Mutual Fund Loan- In case of sudden need of money, selling mutual funds seems to be an easy way for investors to arrange money. But a big disadvantage of this is that it can derail long term financial goals. In such a situation, a simple and easy option is to take a loan against mutual funds. In this, the investor does not need to sell his mutual funds, rather he can mortgage them and get cash. That is, by taking a loan against mutual funds, you can not only fulfill your need, but your investment also remains intact and there is no obstacle in the way of long term wealth creation.

Loan Against Mutual Funds

Loan against mutual fund is a facility where investors can take loan against their mutual fund units. Gaurav Goyal, SEBI registered investment advisor and entrepreneur, says, “Whenever there is shortage of money, especially in short term needs, then loan can be taken against mutual fund holdings. This is a much better option than redeeming your mutual fund units. Investment in mutual funds is usually done keeping in mind long term needs, so redeeming them for short term cash needs is not a good strategy.”

Goyal says, in such situations, taking a loan against mutual fund seems to be a better practical solution. The interest rate on this type of finance option is usually lower than other options like credit card or personal loan, because it is a secured loan which is taken by pledging your mutual fund units.
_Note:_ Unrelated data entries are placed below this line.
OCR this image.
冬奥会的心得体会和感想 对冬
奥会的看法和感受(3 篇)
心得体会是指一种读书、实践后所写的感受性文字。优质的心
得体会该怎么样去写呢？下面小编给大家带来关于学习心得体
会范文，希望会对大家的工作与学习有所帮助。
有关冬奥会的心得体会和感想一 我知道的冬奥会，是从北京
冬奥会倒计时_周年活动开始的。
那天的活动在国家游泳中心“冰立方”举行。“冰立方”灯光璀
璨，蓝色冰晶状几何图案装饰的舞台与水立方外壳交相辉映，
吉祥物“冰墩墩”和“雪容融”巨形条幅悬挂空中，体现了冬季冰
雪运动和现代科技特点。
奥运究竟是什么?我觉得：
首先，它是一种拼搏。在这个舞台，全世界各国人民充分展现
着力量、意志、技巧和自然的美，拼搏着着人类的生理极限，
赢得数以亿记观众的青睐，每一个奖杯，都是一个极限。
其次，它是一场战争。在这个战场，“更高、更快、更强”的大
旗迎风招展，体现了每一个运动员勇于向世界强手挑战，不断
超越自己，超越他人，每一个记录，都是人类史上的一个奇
Benefits of taking loan against mutual funds

Taking a loan against mutual funds is especially beneficial because it allows investors to get money for their needs without having to sell their investments and their investments remain intact with the possibility of growth in the future. BPN Fincap director A K Nigam says that while there are advantages of taking a loan against mutual funds, it also has some disadvantages. Therefore, one should take a loan against mutual funds wisely.

1. Fast processing: The process of loan against mutual fund is much faster than a normal loan. Nowadays, many banks and non-banking financial companies (NBFCs) provide this facility on online platforms, so loan approval and disbursal can happen in a few hours or days.

2. Low interest rate: It is a secured loan as mutual fund units are pledged as collateral. Hence, the interest rate on it is lower than unsecured loans like credit card or personal loan.

3. No need to sell the investment: In this option, you do not need to sell your mutual fund units. This way your investment remains intact and you keep getting the benefit when the market rises. That is, you get cash and the investment remains intact.

4. Can be used anywhere: A loan against mutual funds can be used for any need—such as medical emergencies, children’s fees, business needs, travel, etc. There are no restrictions on where the money can be spent.

5. Ownership remains: Even though you have pledged the units, you still retain ownership of them. You also remain eligible for benefits such as dividends or bonuses (if the plan offers such benefits).

6. Loan limit based on NAV: The amount of loan you will get depends on the net asset value (NAV) of your mutual fund units. Usually 50% to 70% of the loan amount is given based on NAV.

7. Easy prepayment option: In this type of loan, you can repay the entire loan at once without any prepayment penalty. This facility is beneficial for those who need cash only for a short period of time.